“Touching the void,” by Joe Simpson
Chapter 8 – “Silent Witness”
“If I hadn’t cut the rope I would have certainly died. Looking at the cliff, I knew there would be no surviving such a fall. Yet, having saved myself, I was now going to return home and tell people a story that a few would ever believe. No one cuts the rope! It could never be that bad! Why didn’t you do this, or try that? I could hear the questions, and see the doubts in the eyes even of those who accepted my story. It was bizarre, and it was cruel. I had been on to a loser from the moment he broke his leg, and nothing could have changed it.“
The tone throughout this passage from Simon heavily revolves around the concern he feels for the way people will perceive him after he made the decision to cut the rope and, as Simon believes, leave Joe for dead. We see Simon repeatedly try to console himself, making himself believe that the decision he made was right and just in defense against the abuse he believes will thrash him upon his return to civilization. Simon’s concern is not only shown through his words, but also in the manner in which he has constructed his sentences. He uses short, sharp bursts of speech with limited detail to show his, almost panic, at what he assumes his decision will result in.
In contrast to the rapid, panicky tone of the passage, the mood is more that of sympathy than anything else.
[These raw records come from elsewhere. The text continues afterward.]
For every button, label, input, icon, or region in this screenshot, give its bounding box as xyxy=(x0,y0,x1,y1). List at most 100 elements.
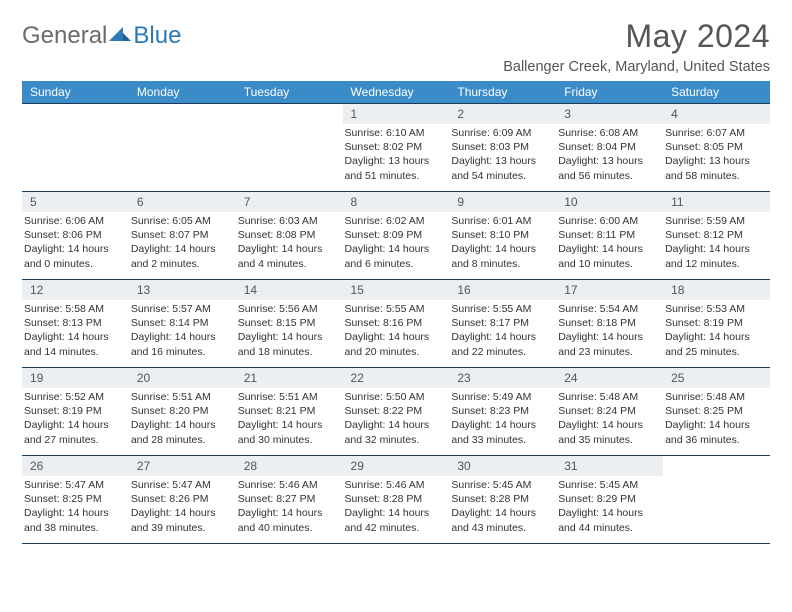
sunrise-line: Sunrise: 5:56 AM xyxy=(238,302,337,316)
day-details: Sunrise: 6:03 AMSunset: 8:08 PMDaylight:… xyxy=(236,214,343,271)
day-cell: 29Sunrise: 5:46 AMSunset: 8:28 PMDayligh… xyxy=(343,456,450,544)
sunset-line: Sunset: 8:25 PM xyxy=(665,404,764,418)
weekday-header: Monday xyxy=(129,81,236,104)
day-number: 16 xyxy=(449,280,556,300)
day-cell xyxy=(663,456,770,544)
daylight-line: Daylight: 14 hours and 25 minutes. xyxy=(665,330,764,358)
day-number: 3 xyxy=(556,104,663,124)
logo-text-general: General xyxy=(22,22,107,50)
day-number: 6 xyxy=(129,192,236,212)
sunrise-line: Sunrise: 6:01 AM xyxy=(451,214,550,228)
day-number: 29 xyxy=(343,456,450,476)
daylight-line: Daylight: 13 hours and 58 minutes. xyxy=(665,154,764,182)
week-row: 1Sunrise: 6:10 AMSunset: 8:02 PMDaylight… xyxy=(22,104,770,192)
day-cell: 15Sunrise: 5:55 AMSunset: 8:16 PMDayligh… xyxy=(343,280,450,368)
sunset-line: Sunset: 8:25 PM xyxy=(24,492,123,506)
day-details: Sunrise: 5:55 AMSunset: 8:16 PMDaylight:… xyxy=(343,302,450,359)
day-cell: 8Sunrise: 6:02 AMSunset: 8:09 PMDaylight… xyxy=(343,192,450,280)
daylight-line: Daylight: 14 hours and 38 minutes. xyxy=(24,506,123,534)
sunset-line: Sunset: 8:19 PM xyxy=(665,316,764,330)
daylight-line: Daylight: 14 hours and 28 minutes. xyxy=(131,418,230,446)
sunrise-line: Sunrise: 5:48 AM xyxy=(558,390,657,404)
day-number: 31 xyxy=(556,456,663,476)
day-details: Sunrise: 5:46 AMSunset: 8:28 PMDaylight:… xyxy=(343,478,450,535)
day-cell: 27Sunrise: 5:47 AMSunset: 8:26 PMDayligh… xyxy=(129,456,236,544)
week-row: 5Sunrise: 6:06 AMSunset: 8:06 PMDaylight… xyxy=(22,192,770,280)
title-block: May 2024 Ballenger Creek, Maryland, Unit… xyxy=(503,18,770,75)
sunset-line: Sunset: 8:19 PM xyxy=(24,404,123,418)
sunrise-line: Sunrise: 5:54 AM xyxy=(558,302,657,316)
day-cell: 18Sunrise: 5:53 AMSunset: 8:19 PMDayligh… xyxy=(663,280,770,368)
day-cell: 31Sunrise: 5:45 AMSunset: 8:29 PMDayligh… xyxy=(556,456,663,544)
day-number: 8 xyxy=(343,192,450,212)
daylight-line: Daylight: 14 hours and 35 minutes. xyxy=(558,418,657,446)
daylight-line: Daylight: 13 hours and 56 minutes. xyxy=(558,154,657,182)
sunset-line: Sunset: 8:15 PM xyxy=(238,316,337,330)
day-details: Sunrise: 5:56 AMSunset: 8:15 PMDaylight:… xyxy=(236,302,343,359)
day-details: Sunrise: 5:49 AMSunset: 8:23 PMDaylight:… xyxy=(449,390,556,447)
day-cell: 24Sunrise: 5:48 AMSunset: 8:24 PMDayligh… xyxy=(556,368,663,456)
day-details: Sunrise: 5:51 AMSunset: 8:20 PMDaylight:… xyxy=(129,390,236,447)
daylight-line: Daylight: 14 hours and 42 minutes. xyxy=(345,506,444,534)
day-details: Sunrise: 6:09 AMSunset: 8:03 PMDaylight:… xyxy=(449,126,556,183)
day-details: Sunrise: 5:55 AMSunset: 8:17 PMDaylight:… xyxy=(449,302,556,359)
day-cell: 11Sunrise: 5:59 AMSunset: 8:12 PMDayligh… xyxy=(663,192,770,280)
day-cell: 26Sunrise: 5:47 AMSunset: 8:25 PMDayligh… xyxy=(22,456,129,544)
day-number: 18 xyxy=(663,280,770,300)
sunrise-line: Sunrise: 5:58 AM xyxy=(24,302,123,316)
daylight-line: Daylight: 14 hours and 8 minutes. xyxy=(451,242,550,270)
sunset-line: Sunset: 8:24 PM xyxy=(558,404,657,418)
day-details: Sunrise: 5:58 AMSunset: 8:13 PMDaylight:… xyxy=(22,302,129,359)
day-number: 28 xyxy=(236,456,343,476)
daylight-line: Daylight: 14 hours and 23 minutes. xyxy=(558,330,657,358)
day-cell xyxy=(236,104,343,192)
daylight-line: Daylight: 14 hours and 39 minutes. xyxy=(131,506,230,534)
day-number: 10 xyxy=(556,192,663,212)
sunset-line: Sunset: 8:21 PM xyxy=(238,404,337,418)
calendar-table: Sunday Monday Tuesday Wednesday Thursday… xyxy=(22,81,770,544)
day-details: Sunrise: 5:47 AMSunset: 8:26 PMDaylight:… xyxy=(129,478,236,535)
sunset-line: Sunset: 8:27 PM xyxy=(238,492,337,506)
day-cell: 20Sunrise: 5:51 AMSunset: 8:20 PMDayligh… xyxy=(129,368,236,456)
day-cell: 6Sunrise: 6:05 AMSunset: 8:07 PMDaylight… xyxy=(129,192,236,280)
day-details: Sunrise: 5:51 AMSunset: 8:21 PMDaylight:… xyxy=(236,390,343,447)
sunset-line: Sunset: 8:03 PM xyxy=(451,140,550,154)
sunrise-line: Sunrise: 5:46 AM xyxy=(238,478,337,492)
sunset-line: Sunset: 8:12 PM xyxy=(665,228,764,242)
week-row: 12Sunrise: 5:58 AMSunset: 8:13 PMDayligh… xyxy=(22,280,770,368)
sunrise-line: Sunrise: 5:55 AM xyxy=(345,302,444,316)
sunrise-line: Sunrise: 5:55 AM xyxy=(451,302,550,316)
page-title: May 2024 xyxy=(503,18,770,55)
location-subtitle: Ballenger Creek, Maryland, United States xyxy=(503,59,770,75)
daylight-line: Daylight: 14 hours and 10 minutes. xyxy=(558,242,657,270)
logo: General Blue xyxy=(22,18,181,50)
day-details: Sunrise: 5:47 AMSunset: 8:25 PMDaylight:… xyxy=(22,478,129,535)
day-number: 1 xyxy=(343,104,450,124)
sunset-line: Sunset: 8:28 PM xyxy=(345,492,444,506)
sunrise-line: Sunrise: 6:05 AM xyxy=(131,214,230,228)
day-details: Sunrise: 6:00 AMSunset: 8:11 PMDaylight:… xyxy=(556,214,663,271)
day-number: 17 xyxy=(556,280,663,300)
sunset-line: Sunset: 8:13 PM xyxy=(24,316,123,330)
daylight-line: Daylight: 14 hours and 16 minutes. xyxy=(131,330,230,358)
sunrise-line: Sunrise: 6:09 AM xyxy=(451,126,550,140)
sunrise-line: Sunrise: 5:46 AM xyxy=(345,478,444,492)
day-details: Sunrise: 5:46 AMSunset: 8:27 PMDaylight:… xyxy=(236,478,343,535)
day-details: Sunrise: 5:48 AMSunset: 8:24 PMDaylight:… xyxy=(556,390,663,447)
daylight-line: Daylight: 14 hours and 22 minutes. xyxy=(451,330,550,358)
sunset-line: Sunset: 8:29 PM xyxy=(558,492,657,506)
day-details: Sunrise: 5:53 AMSunset: 8:19 PMDaylight:… xyxy=(663,302,770,359)
weekday-header: Tuesday xyxy=(236,81,343,104)
day-cell: 5Sunrise: 6:06 AMSunset: 8:06 PMDaylight… xyxy=(22,192,129,280)
day-number: 24 xyxy=(556,368,663,388)
sunrise-line: Sunrise: 6:00 AM xyxy=(558,214,657,228)
day-number: 15 xyxy=(343,280,450,300)
sunset-line: Sunset: 8:11 PM xyxy=(558,228,657,242)
logo-mark-icon xyxy=(109,25,131,48)
header: General Blue May 2024 Ballenger Creek, M… xyxy=(22,18,770,75)
day-number: 20 xyxy=(129,368,236,388)
sunset-line: Sunset: 8:26 PM xyxy=(131,492,230,506)
day-cell: 1Sunrise: 6:10 AMSunset: 8:02 PMDaylight… xyxy=(343,104,450,192)
sunrise-line: Sunrise: 5:51 AM xyxy=(131,390,230,404)
day-cell: 10Sunrise: 6:00 AMSunset: 8:11 PMDayligh… xyxy=(556,192,663,280)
While Simon is suffering from an anxious breakdown, so it seems, we as the reader can feel glad that we don’t have to experience the same thing. Despite not being in the same situation as Simon, I understand what this may feel like having had similar feelings of anxiety before. The sentence structure also plays a part in the creation of this mood. Whilst reading a book, I personally tend to be rather relaxed and calm. The short, fast paced passage allows us to, as I see it, look down on Simon as he has been put into a situation in which he is totally out of control and in a state of panic. This makes us feel sympathetic for a person who isn’t in the same state of calm we as the reader may be in.
“This place was ageless and lifeless. A mass of snow, and ice, and rock slowly moving upwards; freezing, thawing, cracking asunder, always chasing with the passing of centuries. What a silly thing to pit oneself against!”
The tone in this surrounds the feelings of stupidity and insignificance that Simon expresses as he looks back on what he and Joe had attempted to do; that is overcoming a feat of nature, never intended to be conquered by man. Simon realizing that he and Joe had attempted to climb a wild and untamed environment with the hopes of making it back without a scratch. This only now dawns on Simon as a stupid idea. The mountain of Siula Grande is, as he states, an ever changing mass of snow and ice, “ageless and lifeless.” This gives the reader an idea of how Simon feels insignificant compared with the mountain.